Gambling had always been a part of how theScore talked about sports, given its importance to fans, Levy said. The fall of PASPA marked a “big decision point” for the company: it had to decide whether to continue as a media company and take advertising dollars from betting operators, affiliate itself with one, or become an operator itself. The company went all-in.
theScore will face fierce competition for a share of the $570 million in gross gambling revenue expected to be generated in Ontario this year.
TheScore Bet launched in New Jersey in early 2020 when the state opened up sports betting, and has since expanded to Colorado, Indiana and Iowa as those states legalized.
All the while, the company’s home turf was off-limits. Until recently, Canada only allowed sports betting in the form of a parlay — bettors had to wager on a slate of games, and get every bet right to win. As a result, Canadians poured their money into grey market operators with offshore headquarters.
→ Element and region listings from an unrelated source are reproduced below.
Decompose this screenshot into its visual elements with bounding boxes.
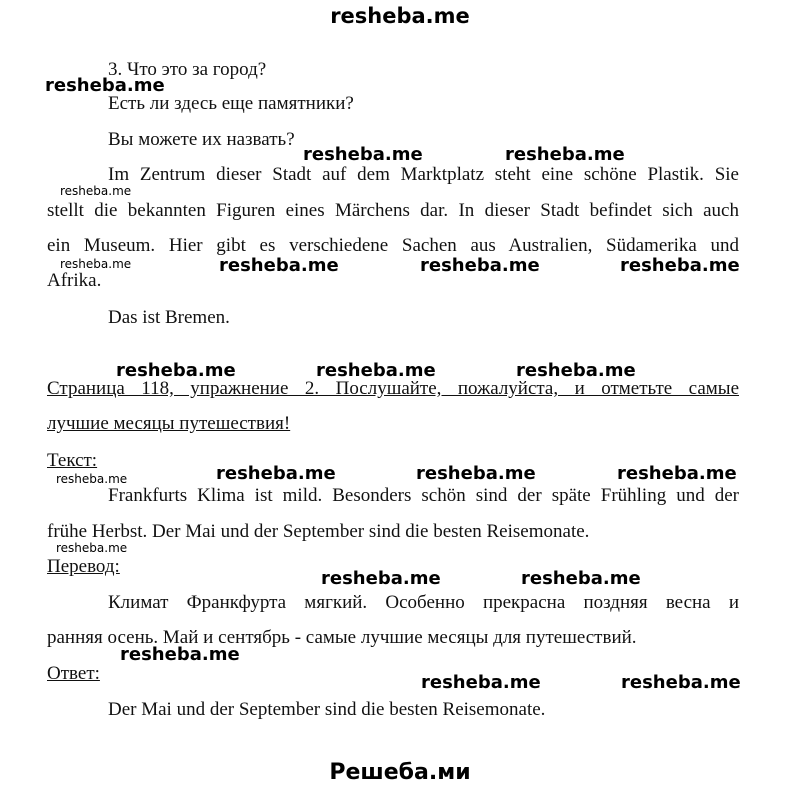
watermark: resheba.me <box>505 144 625 165</box>
text-line-1: Frankfurts Klima ist mild. Besonders schön sind der späte Frühling und der <box>108 485 739 506</box>
watermark: resheba.me <box>219 255 339 276</box>
paragraph-line-1: Im Zentrum dieser Stadt auf dem Marktplatz steht eine schöne Plastik. Sie <box>108 164 739 185</box>
translation-label: Перевод: <box>47 556 120 577</box>
watermark: resheba.me <box>60 184 132 198</box>
watermark: resheba.me <box>420 255 540 276</box>
watermark: resheba.me <box>120 644 240 665</box>
watermark: resheba.me <box>45 75 165 96</box>
watermark: resheba.me <box>617 463 737 484</box>
watermark: resheba.me <box>521 568 641 589</box>
watermark: resheba.me <box>216 463 336 484</box>
answer-bremen: Das ist Bremen. <box>108 307 230 328</box>
watermark: resheba.me <box>421 672 541 693</box>
site-footer: Решеба.ми <box>329 760 471 785</box>
watermark: resheba.me <box>321 568 441 589</box>
task-line-1: Страница 118, упражнение 2. Послушайте, пожалуйста, и отметьте самые <box>47 378 739 399</box>
watermark: resheba.me <box>620 255 740 276</box>
watermark: resheba.me <box>56 472 128 486</box>
watermark: resheba.me <box>303 144 423 165</box>
paragraph-line-4: Afrika. <box>47 270 102 291</box>
watermark: resheba.me <box>516 360 636 381</box>
watermark: resheba.me <box>316 360 436 381</box>
site-header: resheba.me <box>330 4 470 28</box>
text-line-2: frühe Herbst. Der Mai und der September sind die besten Reisemonate. <box>47 521 590 542</box>
watermark: resheba.me <box>416 463 536 484</box>
watermark: resheba.me <box>116 360 236 381</box>
task-line-2: лучшие месяцы путешествия! <box>47 413 291 434</box>
paragraph-line-2: stellt die bekannten Figuren eines Märchens dar. In dieser Stadt befindet sich auch <box>47 200 739 221</box>
answer-text: Der Mai und der September sind die besten Reisemonate. <box>108 699 546 720</box>
question-3: Вы можете их назвать? <box>108 129 295 150</box>
translation-line-1: Климат Франкфурта мягкий. Особенно прекрасна поздняя весна и <box>108 592 739 613</box>
answer-label: Ответ: <box>47 663 100 684</box>
watermark: resheba.me <box>621 672 741 693</box>
watermark: resheba.me <box>56 541 128 555</box>
paragraph-line-3: ein Museum. Hier gibt es verschiedene Sachen aus Australien, Südamerika und <box>47 235 739 256</box>
question-1: 3. Что это за город? <box>108 59 267 80</box>
translation-line-2: ранняя осень. Май и сентябрь - самые лучшие месяцы для путешествий. <box>47 627 637 648</box>
text-label: Текст: <box>47 450 98 471</box>
question-2: Есть ли здесь еще памятники? <box>108 93 354 114</box>
watermark: resheba.me <box>60 257 132 271</box>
That changed in August 2021, when Bill C-218 received royal assent. The private member’s bill, put forward by Kevin Waugh, the Conservative MP for Saskatoon-Grasswood, amended the criminal code to allow for single-event sports betting.
“Parlay betting delivers about $500 million in revenue nationally each year in this country, but that is a mere pittance compared to what single-event betting brings offshore and to the criminal enterprises in this country,” Waugh said in the house of commons in November 2020, when his bill was introduced. “Legalization of single-event betting is something that, for many years, governments along with Indigenous groups in Canada have been calling for.”
According to the Eilers & Krejcik report, single-event sports betting in Canada could generate $1.2 billion in gross gaming revenue in 2022, rising to $1.8 billion by 2026.
Since the C-218 received royal assent, all ten provinces have authorized single-event sports betting, though it’s not yet operational in Nova Scotia and Saskatchewan. Ontario is the only province to open the door to private operators.
Before its acquisition, John Levy said during theScore’s third-quarter 2021 results that it continued to work through the licensing process in additional U.S. states and hoped to at least double the number of markets it was active in within a year. Now, the company, which declined to comment on where it thinks it could launch next, said it’s focusing on its technology platform and integration with its new ownership. Benjie Levy added that he expects theScore to leverage its technology to bridge digital and physical gaming properties in the States.
“As we start to think about, ‘what does that omnichannel customer experience look like?’ Ontario is a piece of that, but [Penn] operates in 20-plus states with physical properties and digital platforms. Thinking about what that consumer journey is and how our technology will help power that is a big piece of our story.”